Included in the concept of pertinent facts is a fact that may affect “the potential purchaser’s ability to resell the property at a future date.” The encroachment of the neighbor’s fence onto the property of the listing clearly may affect what a reasonable buyer may decide to purchase in that the title to the property has some “flaw” or “cloud.” The encroachment may also affect the buyer’s ability to sell the property in the future unless the encroachment is resolved.
Unless the seller can work with the neighbor to resolve the problem, that encroachment is likely a pertinent fact that should be disclosed to a prospective buyer. Most likely this sort of encroachment would also be required to be disclosed on a seller’s disclosure statement, whether the disclosure statement is required by law or by practice. Even if the encroachment is considered “minor,” it may still be considered pertinent by a hearing panel in an ethics complaint. As in any question of disclosure, the best practice to stay within the Code is “when in doubt, disclose.”
I've had this question raised many times, regarding several different topics, and it always comes back to the question "If it would impact a buyer's decision to purchase the property, it should be disclosed."  And the Golden Rule with a twist - wouldn't you want to know if you were the buyer?

Saturday, May 10, 2014

Your Secret Credit Score

So, you’ve been diligent; paying your bills on time; checking your Free Credit Score periodically.  Everything looks great and you’re ready to buy a house.  You’re confident and you make an offer on the home of your dreams.  You meet with your mortgage broker and fill out all the paperwork to apply for that mortgage, confident that your good credit score is going to put you in that house at a great rate.
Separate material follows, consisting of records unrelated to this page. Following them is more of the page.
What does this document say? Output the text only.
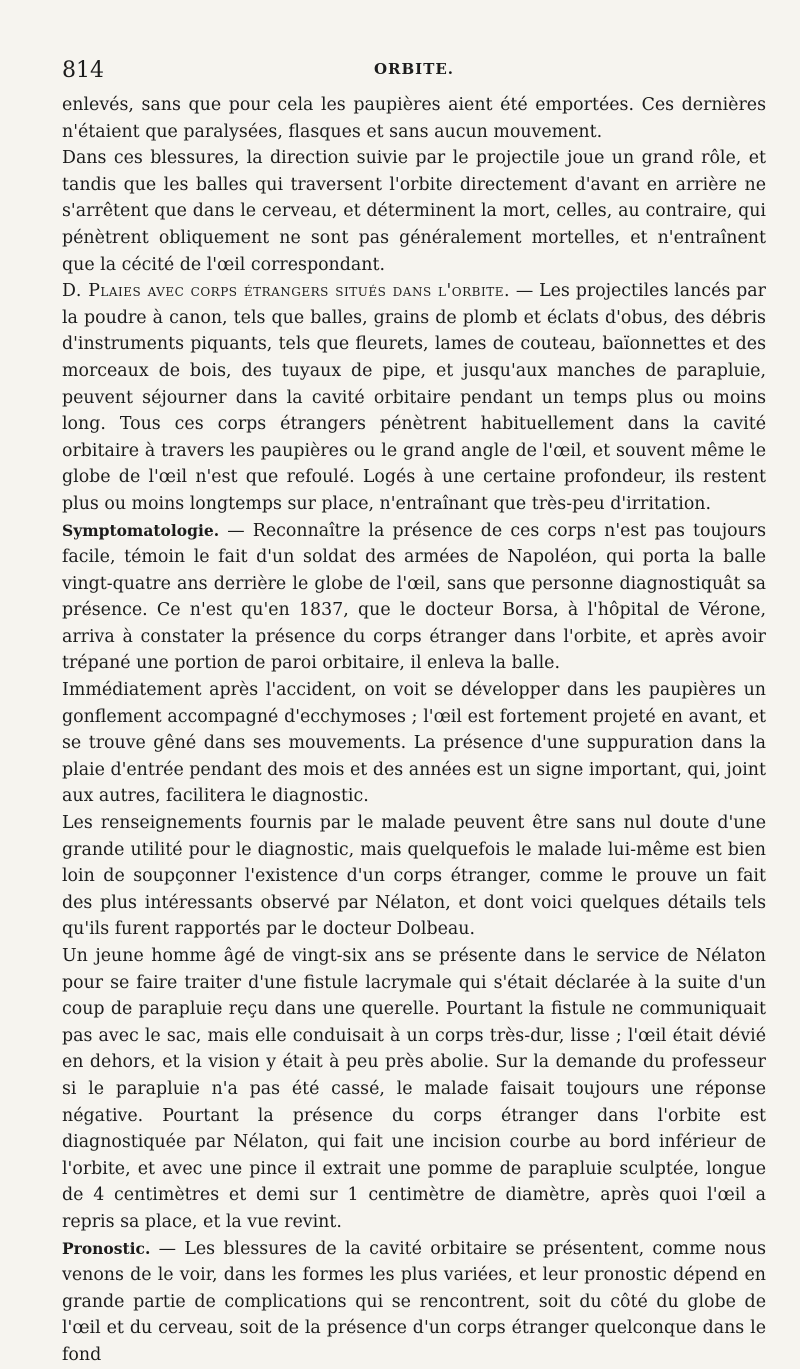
814	ORBITE.

enlevés, sans que pour cela les paupières aient été emportées. Ces dernières n'étaient que paralysées, flasques et sans aucun mouvement.

Dans ces blessures, la direction suivie par le projectile joue un grand rôle, et tandis que les balles qui traversent l'orbite directement d'avant en arrière ne s'arrêtent que dans le cerveau, et déterminent la mort, celles, au contraire, qui pénètrent obliquement ne sont pas généralement mortelles, et n'entraînent que la cécité de l'œil correspondant.

D. Plaies avec corps étrangers situés dans l'orbite. — Les projectiles lancés par la poudre à canon, tels que balles, grains de plomb et éclats d'obus, des débris d'instruments piquants, tels que fleurets, lames de couteau, baïonnettes et des morceaux de bois, des tuyaux de pipe, et jusqu'aux manches de parapluie, peuvent séjourner dans la cavité orbitaire pendant un temps plus ou moins long. Tous ces corps étrangers pénètrent habituellement dans la cavité orbitaire à travers les paupières ou le grand angle de l'œil, et souvent même le globe de l'œil n'est que refoulé. Logés à une certaine profondeur, ils restent plus ou moins longtemps sur place, n'entraînant que très-peu d'irritation.

Symptomatologie. — Reconnaître la présence de ces corps n'est pas toujours facile, témoin le fait d'un soldat des armées de Napoléon, qui porta la balle vingt-quatre ans derrière le globe de l'œil, sans que personne diagnostiquât sa présence. Ce n'est qu'en 1837, que le docteur Borsa, à l'hôpital de Vérone, arriva à constater la présence du corps étranger dans l'orbite, et après avoir trépané une portion de paroi orbitaire, il enleva la balle.

Immédiatement après l'accident, on voit se développer dans les paupières un gonflement accompagné d'ecchymoses ; l'œil est fortement projeté en avant, et se trouve gêné dans ses mouvements. La présence d'une suppuration dans la plaie d'entrée pendant des mois et des années est un signe important, qui, joint aux autres, facilitera le diagnostic.

Les renseignements fournis par le malade peuvent être sans nul doute d'une grande utilité pour le diagnostic, mais quelquefois le malade lui-même est bien loin de soupçonner l'existence d'un corps étranger, comme le prouve un fait des plus intéressants observé par Nélaton, et dont voici quelques détails tels qu'ils furent rapportés par le docteur Dolbeau.

Un jeune homme âgé de vingt-six ans se présente dans le service de Nélaton pour se faire traiter d'une fistule lacrymale qui s'était déclarée à la suite d'un coup de parapluie reçu dans une querelle. Pourtant la fistule ne communiquait pas avec le sac, mais elle conduisait à un corps très-dur, lisse ; l'œil était dévié en dehors, et la vision y était à peu près abolie. Sur la demande du professeur si le parapluie n'a pas été cassé, le malade faisait toujours une réponse négative. Pourtant la présence du corps étranger dans l'orbite est diagnostiquée par Nélaton, qui fait une incision courbe au bord inférieur de l'orbite, et avec une pince il extrait une pomme de parapluie sculptée, longue de 4 centimètres et demi sur 1 centimètre de diamètre, après quoi l'œil a repris sa place, et la vue revint.

Pronostic. — Les blessures de la cavité orbitaire se présentent, comme nous venons de le voir, dans les formes les plus variées, et leur pronostic dépend en grande partie de complications qui se rencontrent, soit du côté du globe de l'œil et du cerveau, soit de la présence d'un corps étranger quelconque dans le fond
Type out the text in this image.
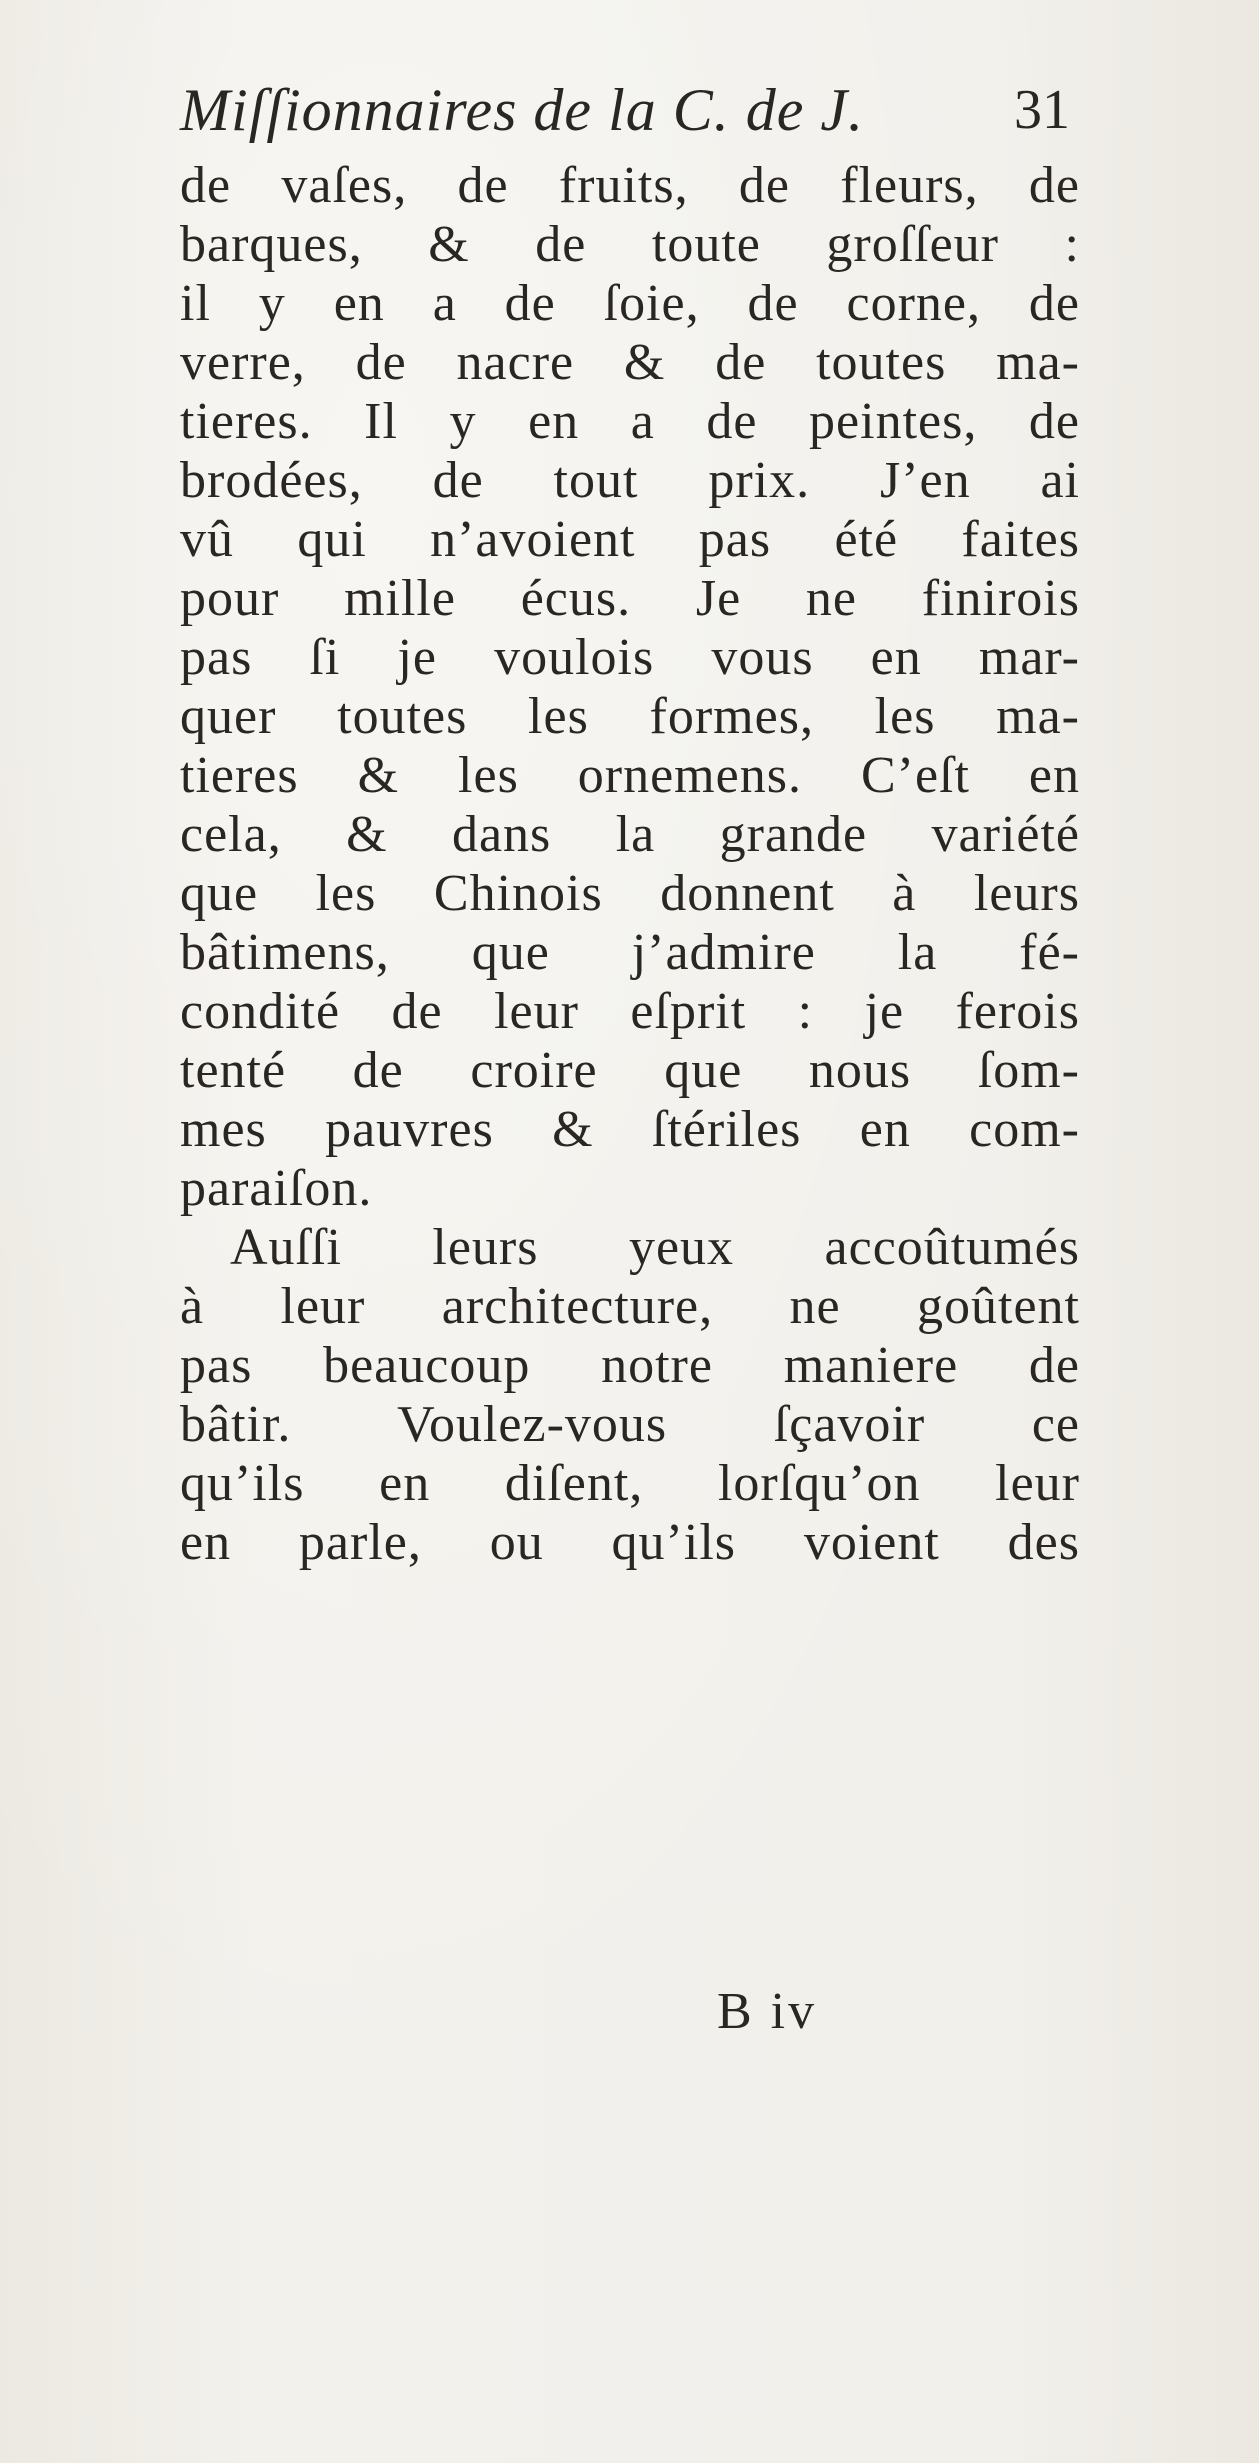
Miſſionnaires de la C. de J.	31
de vaſes, de fruits, de fleurs, de
barques, & de toute groſſeur :
il y en a de ſoie, de corne, de
verre, de nacre & de toutes ma-
tieres. Il y en a de peintes, de
brodées, de tout prix. J’en ai
vû qui n’avoient pas été faites
pour mille écus. Je ne finirois
pas ſi je voulois vous en mar-
quer toutes les formes, les ma-
tieres & les ornemens. C’eſt en
cela, & dans la grande variété
que les Chinois donnent à leurs
bâtimens, que j’admire la fé-
condité de leur eſprit : je ferois
tenté de croire que nous ſom-
mes pauvres & ſtériles en com-
paraiſon.
Auſſi leurs yeux accoûtumés
à leur architecture, ne goûtent
pas beaucoup notre maniere de
bâtir. Voulez-vous ſçavoir ce
qu’ils en diſent, lorſqu’on leur
en parle, ou qu’ils voient des
B iv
Your mortgage broker sends you a commitment letter with terms you don’t understand.  How could they be asking you for more information, and offering you a higher rate than you expected?

You have a secret credit score.

That free credit report you get so easily is not the credit report that your mortgage lender will see.  And now you have only a short period of time to “fix it”, if you can! 

How to avoid this?  Get your mortgage broker (or friendly banker, if you’re early in the purchase process) to run your credit and review it with you.  You’ll see things there that you may have time to dispute and correct.  The credit bureaus have a process for disputing charges and things like duplicate accounts, mixed identities, etc., but you’re going to have to direct that process.  There was a recent news article about this process and the lax attention and zero responsibility that the credit bureaus have for correcting bad information on you.

Also, if your credit report is “pulled” too many times, it lowers your score!

Unfair - yes!  So, be proactive and protective of your credit health.  Review your real credit score/report and get on with making your real estate dreams a reality!